Brown v. Kirkpatrick

5 S.C. 267 | S.C. | 1874

The opinion of the Court was delivered by

Willard, A. J.

Rule 69 of the Circuit Court Rules allows the defendant to have the opening and closing of the case “ when he admits the plaintiff’s case and takes upon himself the burthen of proof.” In the present case the defendants admitted the matters stated in the complaint, and relied wholly on matters set forth by way of counter claim. This would appear to be the very case contemplated by the rule. It is contended, however, that inasmuch as the facts stated, by way of counter claim, were such as to demand proof from the plaintiff) in order to controvert the same, that the defendant is not entitled to the benefit of the rule.

The question as to who was entitled to the opening and closing of the case must be determined wholly on the pleadings as they stood at the commencement of the trial. Then it was that the error was committed, if committed at all, and the ruling of the Circuit Judge must be tested by them alone. The facts subsequently developed cannot be permitted to influence the question.

It is clear that the rule as to opening and closing should be plain and simple in its application. It ought not to be encumbered with nice considerations growing out -of the character of the evidence *268necessary to be adduced, nor on speculative views of the course of proof likely to be pursued by the respective parties. In other words, it is to be determined by the nature of the issues, rather than by the character of the evidence called for in their support by the respective parties.

What, then, was the nature of the issues involved in the present case? The complaint is upon a money demand for the proceeds of the sale of certain goods, sold by the defendants for the account of the plaintiffs upon commission. Every fact and circumstance alleged by the complaint is admitted. The defendants, by way of counter claim, allege that at the time when the proceeds of such sales were received by them the plaintiff was indebted to them in an amount in excess of the proceeds of sale, and they set forth the grounds of such previous indebtedness, which appear by the pleadings to have no connection with the transaction relating to the consignment and sale of the goods mentioned in the complaint. The basis of the indebtedness set forth by the counter claim consists of certain sums of money advanced at various times by defendants to plaintiff, which, as is claimed by the defendants, were properly chargeable as such by them against the plaintiff. On the other hand, the plaintiff, in his reply to the counter claim, contends that these sums were paid to him by the defendants for the account of a copartnership, of which one of the defendants had formerly been a member, on account of a debt due to the plaintiff from such copartnership.

Had it appeared by the pleadings that the advances made by the defendants were in fact payments made subsequent to the receipt of the proceeds of sale on account of such proceeds received, it might be that the construction would have to be regarded as merely equivalent to denial of so much of the complaint as alleges that the proceeds of sale had been received by the defendants and not accounted for, and therefore not strictly and properly matter suitable for a counter claim, but such a state of facts does not appear. On the contrary, the indebtedness alleged by the defendants as existing at the time of the receipt of the proceeds of sale appears to be a matter entirely foreign to the transactions set forth by the complaint, and proper to put forth by way of counter claim.

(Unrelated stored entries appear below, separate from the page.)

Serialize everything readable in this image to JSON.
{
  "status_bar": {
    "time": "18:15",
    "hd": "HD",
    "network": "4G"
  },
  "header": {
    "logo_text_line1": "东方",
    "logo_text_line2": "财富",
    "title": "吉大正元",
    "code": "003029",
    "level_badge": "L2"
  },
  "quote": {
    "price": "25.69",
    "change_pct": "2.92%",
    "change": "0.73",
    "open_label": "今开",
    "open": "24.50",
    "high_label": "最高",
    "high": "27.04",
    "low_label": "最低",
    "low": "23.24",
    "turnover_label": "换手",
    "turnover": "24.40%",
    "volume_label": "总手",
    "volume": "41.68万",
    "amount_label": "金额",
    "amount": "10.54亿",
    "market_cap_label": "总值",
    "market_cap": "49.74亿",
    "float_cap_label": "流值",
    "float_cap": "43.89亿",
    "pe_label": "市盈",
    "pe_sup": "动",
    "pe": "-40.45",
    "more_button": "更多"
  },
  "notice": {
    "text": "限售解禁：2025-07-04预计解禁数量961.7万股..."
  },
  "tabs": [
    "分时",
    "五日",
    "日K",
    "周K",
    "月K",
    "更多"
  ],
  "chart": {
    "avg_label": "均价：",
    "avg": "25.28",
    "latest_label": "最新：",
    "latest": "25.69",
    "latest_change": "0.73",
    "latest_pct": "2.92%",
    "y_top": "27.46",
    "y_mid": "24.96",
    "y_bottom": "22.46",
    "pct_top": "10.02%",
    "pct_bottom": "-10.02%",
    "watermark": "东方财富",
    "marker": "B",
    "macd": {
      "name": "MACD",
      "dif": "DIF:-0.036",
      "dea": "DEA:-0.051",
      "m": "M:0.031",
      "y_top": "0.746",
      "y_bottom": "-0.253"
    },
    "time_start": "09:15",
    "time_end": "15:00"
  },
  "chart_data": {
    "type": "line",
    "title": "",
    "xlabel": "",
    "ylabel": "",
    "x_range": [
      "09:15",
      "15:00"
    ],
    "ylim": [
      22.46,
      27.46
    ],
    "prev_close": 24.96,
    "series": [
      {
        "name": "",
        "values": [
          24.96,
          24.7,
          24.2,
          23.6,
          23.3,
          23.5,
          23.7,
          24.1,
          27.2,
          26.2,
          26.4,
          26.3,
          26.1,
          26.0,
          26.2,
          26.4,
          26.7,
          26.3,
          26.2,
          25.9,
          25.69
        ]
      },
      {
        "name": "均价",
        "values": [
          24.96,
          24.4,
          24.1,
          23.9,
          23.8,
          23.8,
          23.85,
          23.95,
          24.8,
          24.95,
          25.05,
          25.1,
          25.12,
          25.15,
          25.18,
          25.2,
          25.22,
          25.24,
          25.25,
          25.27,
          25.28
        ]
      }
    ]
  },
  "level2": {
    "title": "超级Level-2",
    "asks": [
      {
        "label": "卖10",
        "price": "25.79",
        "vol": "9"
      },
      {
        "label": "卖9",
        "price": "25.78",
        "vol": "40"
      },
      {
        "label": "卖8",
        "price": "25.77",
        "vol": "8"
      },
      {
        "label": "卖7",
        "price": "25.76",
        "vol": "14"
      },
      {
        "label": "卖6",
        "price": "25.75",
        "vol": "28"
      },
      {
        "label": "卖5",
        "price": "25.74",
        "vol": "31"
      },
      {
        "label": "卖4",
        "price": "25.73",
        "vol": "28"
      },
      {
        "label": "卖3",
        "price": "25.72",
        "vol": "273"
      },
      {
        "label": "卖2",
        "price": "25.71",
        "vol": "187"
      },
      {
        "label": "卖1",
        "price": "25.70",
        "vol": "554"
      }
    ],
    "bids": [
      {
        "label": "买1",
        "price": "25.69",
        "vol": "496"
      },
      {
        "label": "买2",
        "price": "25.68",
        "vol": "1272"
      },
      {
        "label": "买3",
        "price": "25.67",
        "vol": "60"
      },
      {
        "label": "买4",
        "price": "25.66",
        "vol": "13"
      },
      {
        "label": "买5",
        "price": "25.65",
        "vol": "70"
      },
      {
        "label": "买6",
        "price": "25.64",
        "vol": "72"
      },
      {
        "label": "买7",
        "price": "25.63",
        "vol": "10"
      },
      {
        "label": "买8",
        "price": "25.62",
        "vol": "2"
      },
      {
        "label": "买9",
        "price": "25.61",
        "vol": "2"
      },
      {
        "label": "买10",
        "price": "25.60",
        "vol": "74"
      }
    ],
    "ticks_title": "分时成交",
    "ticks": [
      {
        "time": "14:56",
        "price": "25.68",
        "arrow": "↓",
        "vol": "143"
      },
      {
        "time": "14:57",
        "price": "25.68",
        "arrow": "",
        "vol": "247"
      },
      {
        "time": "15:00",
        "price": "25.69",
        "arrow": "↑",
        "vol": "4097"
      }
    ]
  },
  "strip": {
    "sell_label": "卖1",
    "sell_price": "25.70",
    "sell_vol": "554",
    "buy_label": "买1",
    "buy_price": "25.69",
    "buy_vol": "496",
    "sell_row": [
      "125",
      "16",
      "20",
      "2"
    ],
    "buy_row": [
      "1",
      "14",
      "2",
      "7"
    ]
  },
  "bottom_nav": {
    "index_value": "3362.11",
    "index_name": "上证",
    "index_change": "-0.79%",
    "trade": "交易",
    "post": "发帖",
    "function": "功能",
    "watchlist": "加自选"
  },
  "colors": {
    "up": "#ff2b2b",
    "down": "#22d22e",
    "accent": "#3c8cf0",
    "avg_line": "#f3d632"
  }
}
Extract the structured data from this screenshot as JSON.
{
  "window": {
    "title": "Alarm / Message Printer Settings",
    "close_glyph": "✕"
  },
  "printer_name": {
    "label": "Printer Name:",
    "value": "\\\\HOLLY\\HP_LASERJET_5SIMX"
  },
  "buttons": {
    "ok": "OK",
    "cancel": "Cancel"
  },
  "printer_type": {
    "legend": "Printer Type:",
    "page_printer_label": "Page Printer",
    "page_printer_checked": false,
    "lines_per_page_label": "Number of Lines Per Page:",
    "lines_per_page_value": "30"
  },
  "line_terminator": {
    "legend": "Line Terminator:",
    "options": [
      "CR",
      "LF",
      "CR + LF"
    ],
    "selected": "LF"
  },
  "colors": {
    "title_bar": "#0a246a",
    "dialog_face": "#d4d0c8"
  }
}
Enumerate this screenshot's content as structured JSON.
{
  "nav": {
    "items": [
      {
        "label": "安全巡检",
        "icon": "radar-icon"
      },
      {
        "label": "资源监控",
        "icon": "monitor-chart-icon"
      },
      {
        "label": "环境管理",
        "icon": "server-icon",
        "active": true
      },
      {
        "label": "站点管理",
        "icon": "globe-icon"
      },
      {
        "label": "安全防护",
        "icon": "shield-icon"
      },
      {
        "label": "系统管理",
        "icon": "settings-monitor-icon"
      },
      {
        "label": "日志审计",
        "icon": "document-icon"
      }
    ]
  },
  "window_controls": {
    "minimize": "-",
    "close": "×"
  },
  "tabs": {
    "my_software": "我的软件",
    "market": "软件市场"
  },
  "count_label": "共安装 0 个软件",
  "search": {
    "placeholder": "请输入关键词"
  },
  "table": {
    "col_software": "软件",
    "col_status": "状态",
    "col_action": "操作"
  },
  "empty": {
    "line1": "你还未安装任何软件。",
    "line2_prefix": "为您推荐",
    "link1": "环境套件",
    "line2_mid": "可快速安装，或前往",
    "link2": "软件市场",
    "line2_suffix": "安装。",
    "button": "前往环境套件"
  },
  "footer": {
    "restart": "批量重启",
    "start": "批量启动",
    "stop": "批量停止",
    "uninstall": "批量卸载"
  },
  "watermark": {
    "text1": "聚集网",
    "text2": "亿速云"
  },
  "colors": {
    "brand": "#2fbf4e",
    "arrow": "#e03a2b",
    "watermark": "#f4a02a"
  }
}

As it regards the pleadings, then, the issue to be tried is raised upon a demand for money paid to and for the use of the plaintiff, by the defendants, controverted by special circumstances that *269amount merely to a negative of the matters alleged by the defendants. The fact that the moneys in question were paid on account of a third party is only of importance as negativing defendants’ allegation that they were paid on plaintiff’s account, and is in the nature of a general issue.

The issue tried being raised by the plaintiff’s denial of matters stated by way of counter claim, it is clearly a ease where, under the rule, the defendants have the opening and closing of the case.

Under this view the Circuit Judge was in error in allowing the plaintiff to open and close, and, under the decisions of the Courts of this State, holding that such ruling is ground for alleging error, we are bound to order a new trial.

A new trial should be granted.

Moses, C. J., and Wright, A. J., concurred.